A Limitless Pursuit

“All America lies at the end of the wilderness road, and our past is not a dead past, but still lives in us. Our forefathers had civilization inside themselves, the wild outside. We live in the civilization they created, but within us the wilderness still lingers. What they dreamed, we live, and what they lived, we dream.” -T.K. Whipple

Five More Minutes

Five more minutes, sometimes that is all that it takes. It doesn’t sound like much time because it is not. What you can do with it matters the most. Five more minutes can be the difference between a completing a limit and striking out. Five more minutes can quickly turn into a lifelong story and an event that you will relive for the rest of your life. Sometimes five more minutes is just that, a little more time.

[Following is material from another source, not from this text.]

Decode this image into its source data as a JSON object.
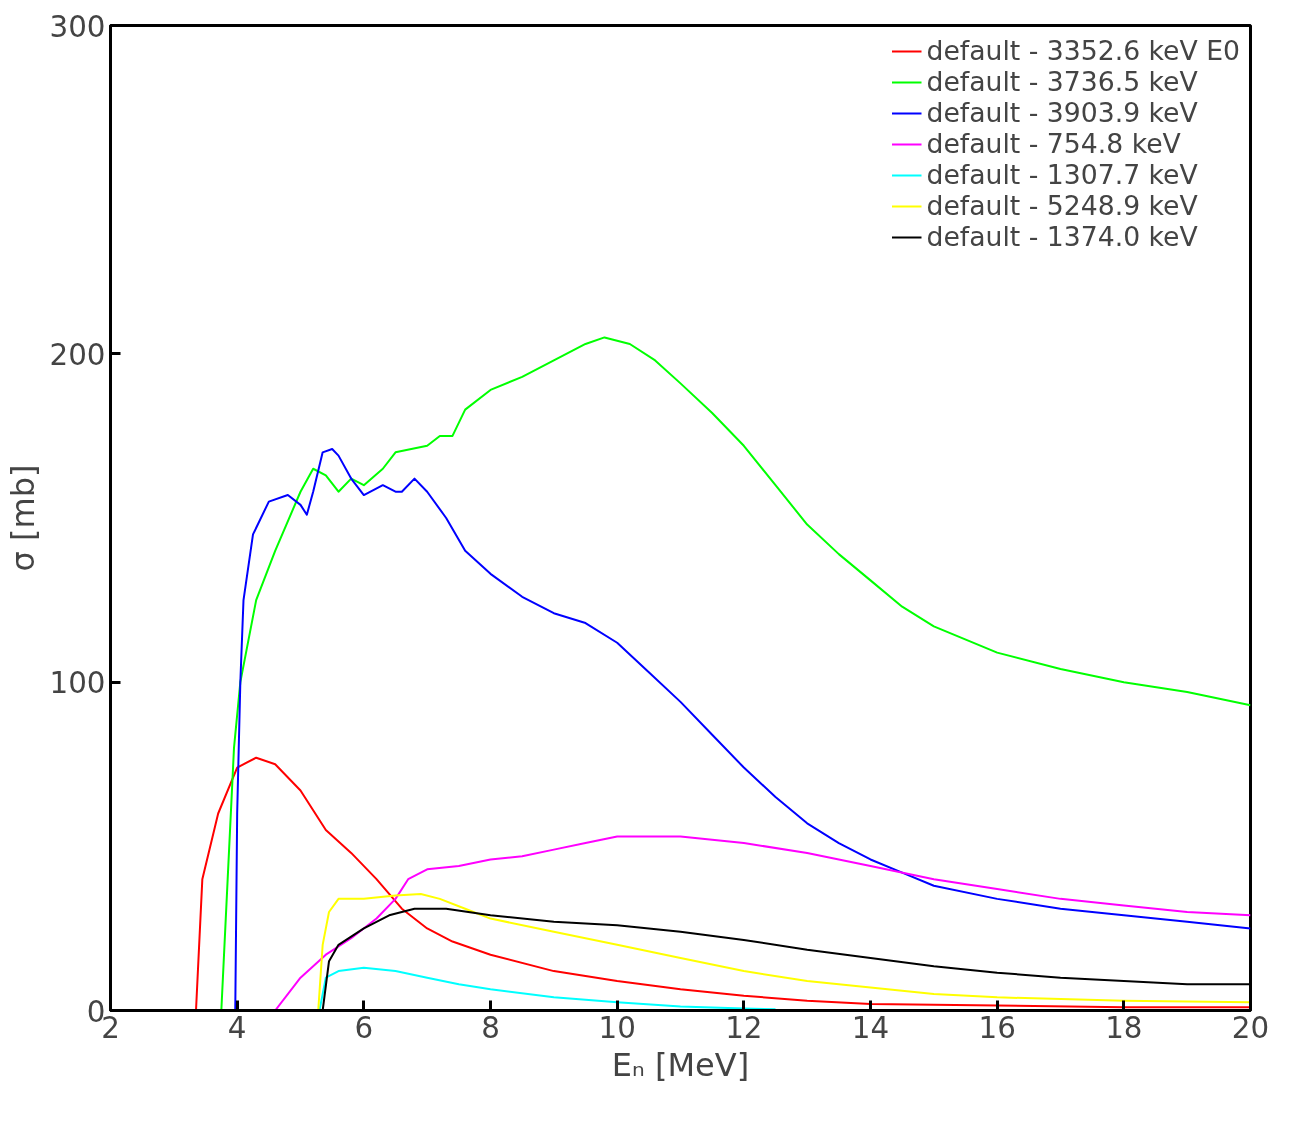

Every time I take a step into the wilderness and venture out into nature, I always have to go back to reality. Every time, I find myself making the same excuses to stay a little longer. Often times I set a fraudulent deadline for when I will pack it in. There is no one to hold me accountable and no repercussions for going beyond my own limits. One more drift, one more cast, when the birds stop flying, after the coffee is gone. The excuses, much like the opportunities are endless but the result is always the same. Just like hitting the snooze button on an early Monday morning before work, the time goes by too quickly, so we do it again. Over and over looking to become fulfilled, searching for some other peace of mind before we need to go.  On those early Monday mornings we are trying to delay the inevitable. When we are outdoors we try to prolong the experience.

Why?

We make these excuses for the same reason in which we are there in the first place: the unknown. We know that somewhere out there, beyond our comfort zone there is something worth fighting for. It is something that plants ideas into our minds and plays with our dreams; it is more than enough to keep us going. It is the lunker at the end of the line that will eventually hit. It’s the giant buck that decides to make an appearance at the eleventh hour of last day of the season. It is the last duck to give you a look, which happens to be banded. It is the experience and the impact it has on us. If we look hard enough, eventually what we are looking for doesn’t need to revolve around taking game. Instead of producing piles, the participation alone is enough. The pleasure of watching bird dogs working a late season pheasant in the last patch of cattails. The resulting flush of color reflecting off the autumn sun makes it all worth it.  There comes a time when we get just as much pleasure watching a trout swim back into the river, as we do pulling it out of the river. These are gifts in and of themselves. When we let go of our expectations and replace it with appreciation, we are able to find so much more.

For some reason I always seem to enjoy the last five minutes. This is the time when I get to reflect on the day that I have had and prepare for it to end. When the daylight is ending or I find myself needing to be somewhere else, five more minutes is all that I ask for.